In this video from a training burn we can see two normal cameras on the left side.

The bottom camera view is from a camera positioned about 1 meter (3 feet) above the floor.

The top camera view is from a camera positioned directly at the floor.

Both cameras are in the same room directed towards the fire in a compartment further in.

Steam condenses on cold surfaces

The image from the camera positioned higher up starts to get blurry, while the image from the lower camera stays sharp.

The blurry image is due to steam (or water vapor / water gas) in the air that condenses to droplets (liquid) on the cold lens of the camera.

In this case, the steam is created by the combustion process and also vaporized from all the organic materials in the fire compartment.

Steam rises

Air with more steam (wet air) is lighter than air with less steam (dry air). Outside, the steam (commonly called moisture) rises into the sky until it becomes colder and the steam condenses back into tiny droplets (or water mist). And voila, we have clouds.

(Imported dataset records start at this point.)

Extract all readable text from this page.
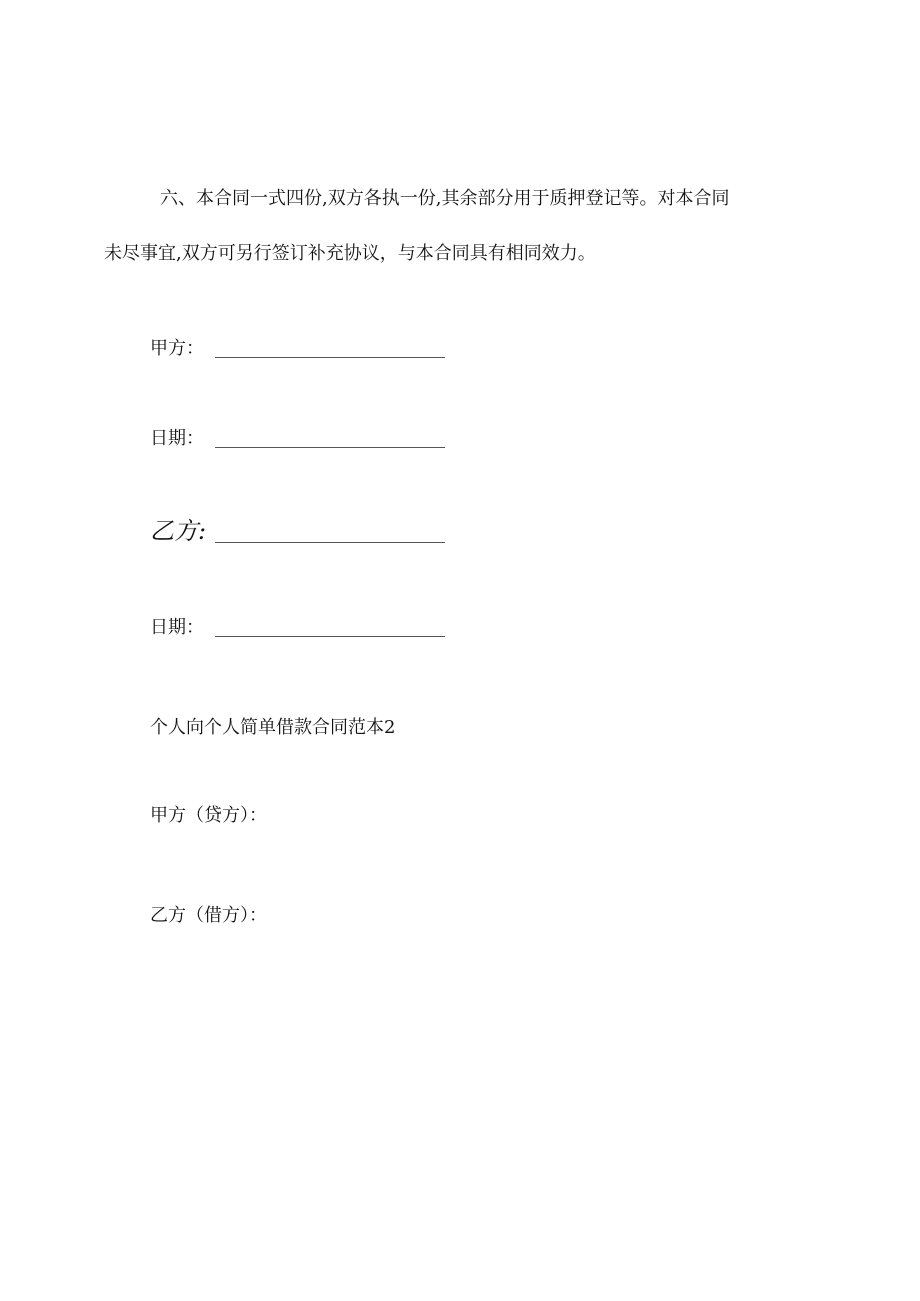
六、本合同一式四份,双方各执一份,其余部分用于质押登记等。对本合同
未尽事宜,双方可另行签订补充协议，与本合同具有相同效力。
甲方：
日期：
乙方:
日期：
个人向个人简单借款合同范本2
甲方（贷方）：
乙方（借方）：
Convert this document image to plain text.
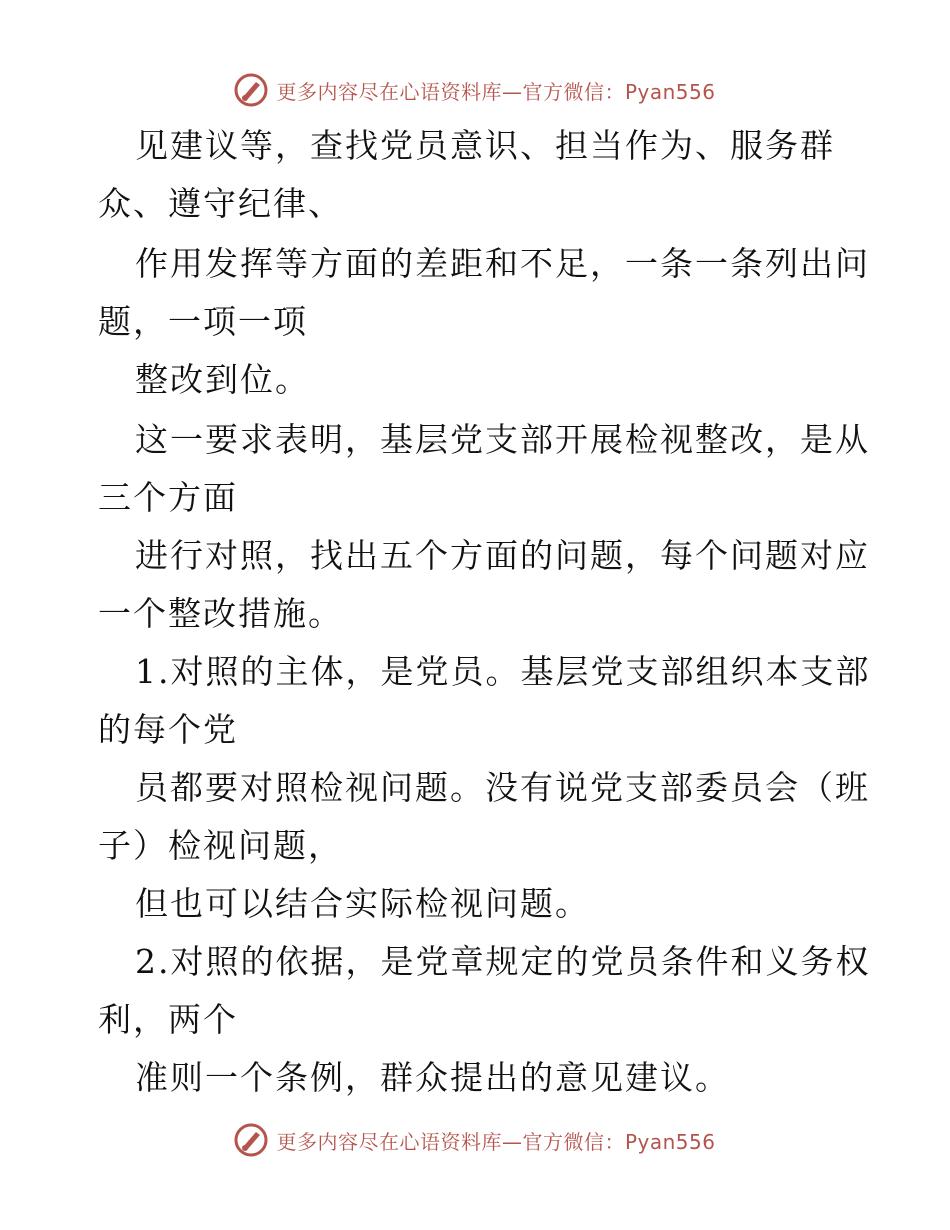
更多内容尽在心语资料库—官方微信：Pyan556
见建议等，查找党员意识、担当作为、服务群
众、遵守纪律、
作用发挥等方面的差距和不足，一条一条列出问
题，一项一项
整改到位。
这一要求表明，基层党支部开展检视整改，是从
三个方面
进行对照，找出五个方面的问题，每个问题对应
一个整改措施。
1.对照的主体，是党员。基层党支部组织本支部
的每个党
员都要对照检视问题。没有说党支部委员会（班
子）检视问题，
但也可以结合实际检视问题。
2.对照的依据，是党章规定的党员条件和义务权
利，两个
准则一个条例，群众提出的意见建议。
更多内容尽在心语资料库—官方微信：Pyan556
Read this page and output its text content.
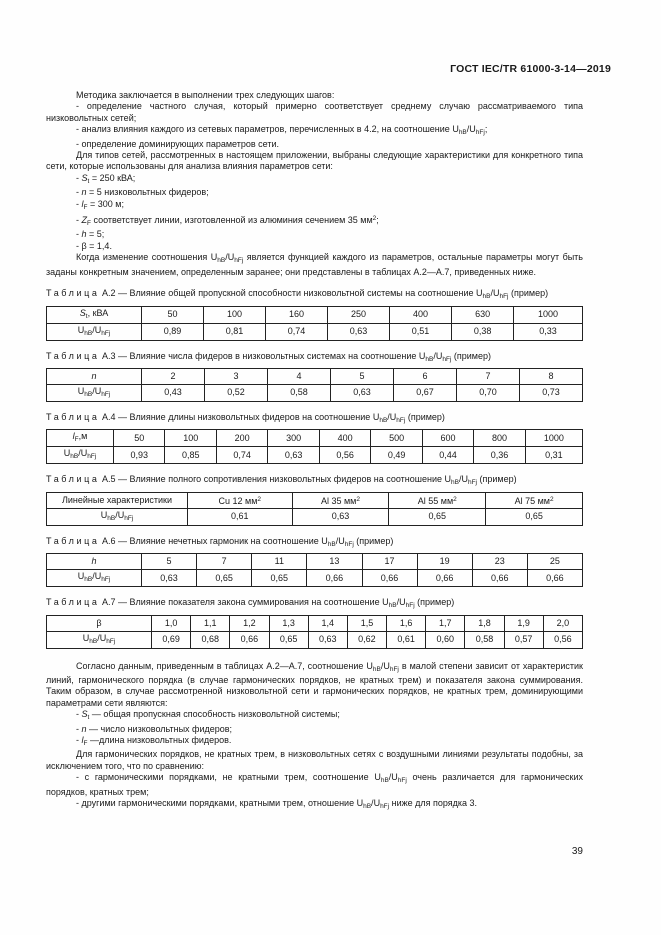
ГОСТ IEC/TR 61000-3-14—2019

Методика заключается в выполнении трех следующих шагов:

- определение частного случая, который примерно соответствует среднему случаю рассматриваемого типа низковольтных сетей;

- анализ влияния каждого из сетевых параметров, перечисленных в 4.2, на соотношение $U_{hB}/U_{hFj}$;

- определение доминирующих параметров сети.

Для типов сетей, рассмотренных в настоящем приложении, выбраны следующие характеристики для конкретного типа сети, которые использованы для анализа влияния параметров сети:

- $S_t = 250$ кВА;

- n = 5 низковольтных фидеров;

- $l_F = 300$ м;

- $Z_F$ соответствует линии, изготовленной из алюминия сечением 35 $мм^2$;

- h = 5;

- β = 1,4.

Когда изменение соотношения $U_{hB}/U_{hFj}$ является функцией каждого из параметров, остальные параметры могут быть заданы конкретным значением, определенным заранее; они представлены в таблицах А.2—А.7, приведенных ниже.

Таблица А.2 — Влияние общей пропускной способности низковольтной системы на соотношение $U_{hB}/U_{hFj}$ (пример)

$S_t$, кВА	50	100	160	250	400	630	1000
$U_{hB}/U_{hFj}$	0,89	0,81	0,74	0,63	0,51	0,38	0,33

Таблица А.3 — Влияние числа фидеров в низковольтных системах на соотношение $U_{hB}/U_{hFj}$ (пример)

n	2	3	4	5	6	7	8
$U_{hB}/U_{hFj}$	0,43	0,52	0,58	0,63	0,67	0,70	0,73

Таблица А.4 — Влияние длины низковольтных фидеров на соотношение $U_{hB}/U_{hFj}$ (пример)

$l_F,м$	50	100	200	300	400	500	600	800	1000
$U_{hB}/U_{hFj}$	0,93	0,85	0,74	0,63	0,56	0,49	0,44	0,36	0,31

Таблица А.5 — Влияние полного сопротивления низковольтных фидеров на соотношение $U_{hB}/U_{hFj}$ (пример)

Линейные характеристики	Cu 12 $мм^2$	Al 35 $мм^2$	Al 55 $мм^2$	Al 75 $мм^2$
$U_{hB}/U_{hFj}$	0,61	0,63	0,65	0,65

Таблица А.6 — Влияние нечетных гармоник на соотношение $U_{hB}/U_{hFj}$ (пример)

h	5	7	11	13	17	19	23	25
$U_{hB}/U_{hFj}$	0,63	0,65	0,65	0,66	0,66	0,66	0,66	0,66

Таблица А.7 — Влияние показателя закона суммирования на соотношение $U_{hB}/U_{hFj}$ (пример)

β	1,0	1,1	1,2	1,3	1,4	1,5	1,6	1,7	1,8	1,9	2,0
$U_{hB}/U_{hFj}$	0,69	0,68	0,66	0,65	0,63	0,62	0,61	0,60	0,58	0,57	0,56

Согласно данным, приведенным в таблицах А.2—А.7, соотношение $U_{hB}/U_{hFj}$ в малой степени зависит от характеристик линий, гармонического порядка (в случае гармонических порядков, не кратных трем) и показателя закона суммирования. Таким образом, в случае рассмотренной низковольтной сети и гармонических порядков, не кратных трем, доминирующими параметрами сети являются:

- $S_t$ — общая пропускная способность низковольтной системы;

- n — число низковольтных фидеров;

- $l_F$ —длина низковольтных фидеров.

Для гармонических порядков, не кратных трем, в низковольтных сетях с воздушными линиями результаты подобны, за исключением того, что по сравнению:

- с гармоническими порядками, не кратными трем, соотношение $U_{hB}/U_{hFj}$ очень различается для гармонических порядков, кратных трем;

- другими гармоническими порядками, кратными трем, отношение $U_{hB}/U_{hFj}$ ниже для порядка 3.

39
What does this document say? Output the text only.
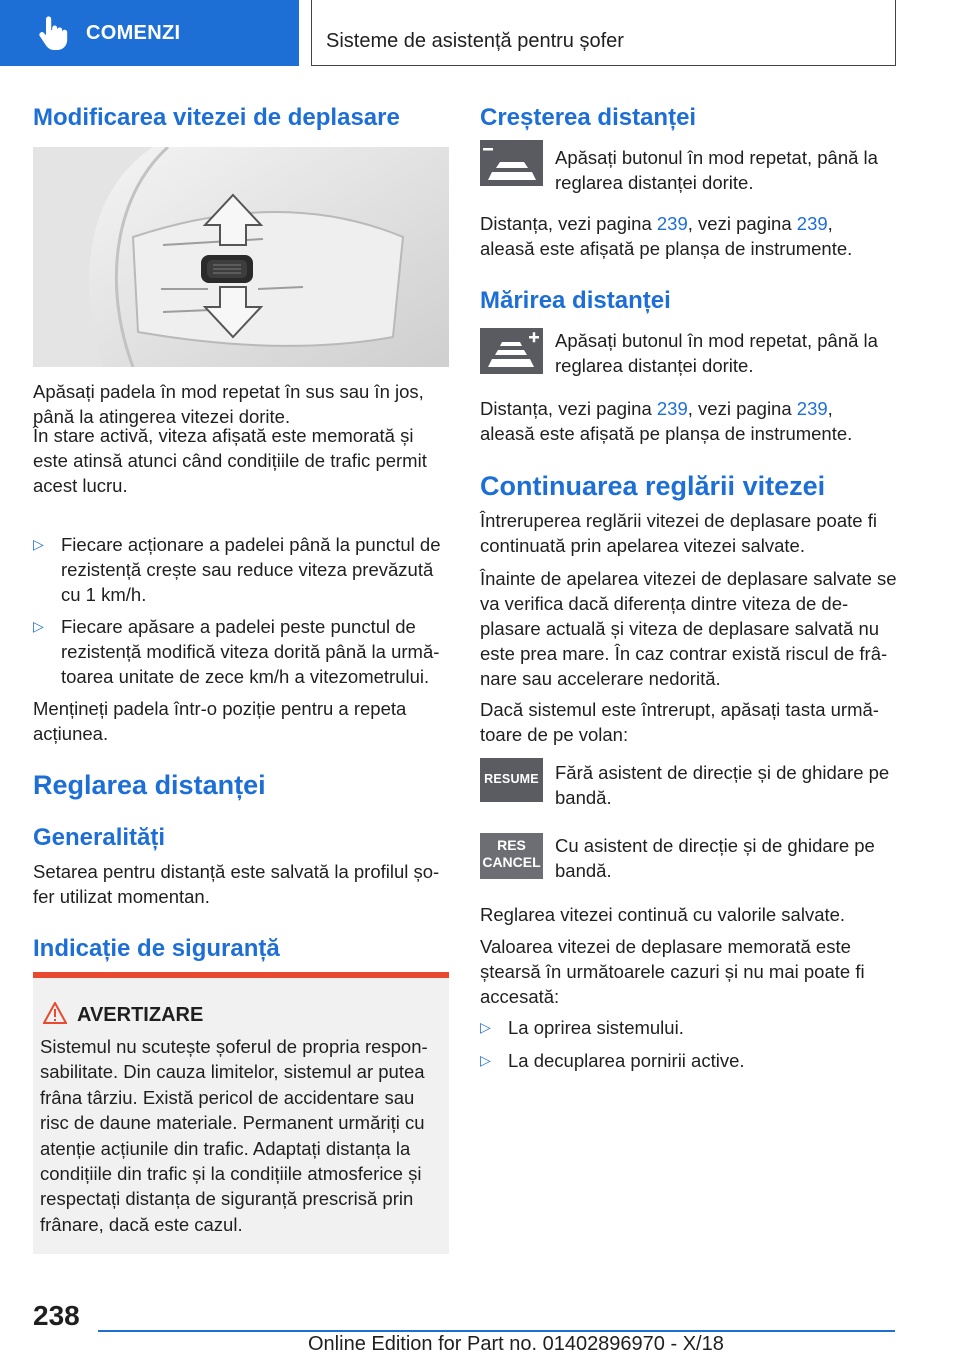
COMENZI	Sisteme de asistență pentru șofer
Modificarea vitezei de deplasare

Apăsați padela în mod repetat în sus sau în jos, până la atingerea vitezei dorite.

În stare activă, viteza afișată este memorată și este atinsă atunci când condițiile de trafic permit acest lucru.

▷ Fiecare acționare a padelei până la punctul de rezistență crește sau reduce viteza prevăzută cu 1 km/h.
▷ Fiecare apăsare a padelei peste punctul de rezistență modifică viteza dorită până la următoarea unitate de zece km/h a vitezometrului.

Mențineți padela într-o poziție pentru a repeta acțiunea.

Reglarea distanței
Generalități

Setarea pentru distanță este salvată la profilul șofer utilizat momentan.

Indicație de siguranță
AVERTIZARE

Sistemul nu scutește șoferul de propria responsabilitate. Din cauza limitelor, sistemul ar putea frâna târziu. Există pericol de accidentare sau risc de daune materiale. Permanent urmăriți cu atenție acțiunile din trafic. Adaptați distanța la condițiile din trafic și la condițiile atmosferice și respectați distanța de siguranță prescrisă prin frânare, dacă este cazul.

Creșterea distanței

Apăsați butonul în mod repetat, până la reglarea distanței dorite.

Distanța, vezi pagina 239, vezi pagina 239,
aleasă este afișată pe planșa de instrumente.

Mărirea distanței

Apăsați butonul în mod repetat, până la reglarea distanței dorite.

Distanța, vezi pagina 239, vezi pagina 239,
aleasă este afișată pe planșa de instrumente.

Continuarea reglării vitezei

Întreruperea reglării vitezei de deplasare poate fi continuată prin apelarea vitezei salvate.

Înainte de apelarea vitezei de deplasare salvate se va verifica dacă diferența dintre viteza de deplasare actuală și viteza de deplasare salvată nu este prea mare. În caz contrar există riscul de frânare sau accelerare nedorită.

Dacă sistemul este întrerupt, apăsați tasta următoare de pe volan:

RESUME Fără asistent de direcție și de ghidare pe bandă.

RES
CANCEL

Cu asistent de direcție și de ghidare pe bandă.

Reglarea vitezei continuă cu valorile salvate.

Valoarea vitezei de deplasare memorată este ștearsă în următoarele cazuri și nu mai poate fi accesată:

▷ La oprirea sistemului.
▷ La decuplarea pornirii active.
238
Online Edition for Part no. 01402896970 - X/18
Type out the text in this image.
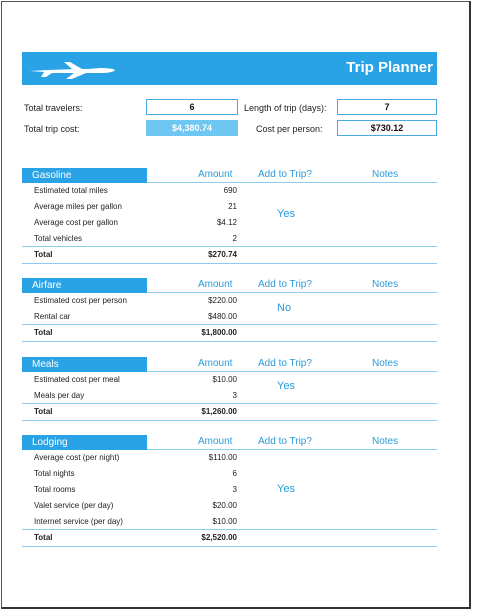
Trip Planner
Total travelers:	6	Length of trip (days):	7
Total trip cost:	$4,380.74	Cost per person:	$730.12
Gasoline	Amount	Add to Trip?	Notes
Estimated total miles	690
Average miles per gallon	21
Average cost per gallon	$4.12
Total vehicles	2
Total	$270.74
Yes
Airfare	Amount	Add to Trip?	Notes
Estimated cost per person	$220.00
Rental car	$480.00
Total	$1,800.00
No
Meals	Amount	Add to Trip?	Notes
Estimated cost per meal	$10.00
Meals per day	3
Total	$1,260.00
Yes
Lodging	Amount	Add to Trip?	Notes
Average cost (per night)	$110.00
Total nights	6
Total rooms	3
Valet service (per day)	$20.00
Internet service (per day)	$10.00
Total	$2,520.00
Yes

That is at least partially why the image from the higher camera blurs before the lower one. Steam rises, is a simpler way of describing it.

Steam make the TIC image blurry too

As long as the steam stays in vapor form, the TIC (or Thermal Imager Camera) can see through it.

But if the steam starts to condense into water droplets in air, or directly on the TIC lens, we eventually get a blurry image in the TIC too.

This blog post on cleaning the TIC lens might be interesting to read on that matter.

Breaking hydrogen bonds are hard

To vaporize water to steam requires a lot of energy. You need to break the hydrogen bonds that keep water as a liquid. That is a great feature to use for fire suppression.

But reversely, when steam condenses back into a liquid, that same energy is released.

Stay low

My basic rule is this. If you are inside smoke from a fire and you cannot see your feet, you should probably be on your knees and staying low.

If steam condensation happens on and inside your PPE, well that is a sucky situation. All that energy will be transferred to you and it will get hot.

Staying low in smoke is important for several reasons, avoiding steam is one of them.

The irony of firefighting

I find it fascinating that one of the big end products from combustion is water. When burning 1 gram of hydrocarbons, the fire creates almost the same amount of water.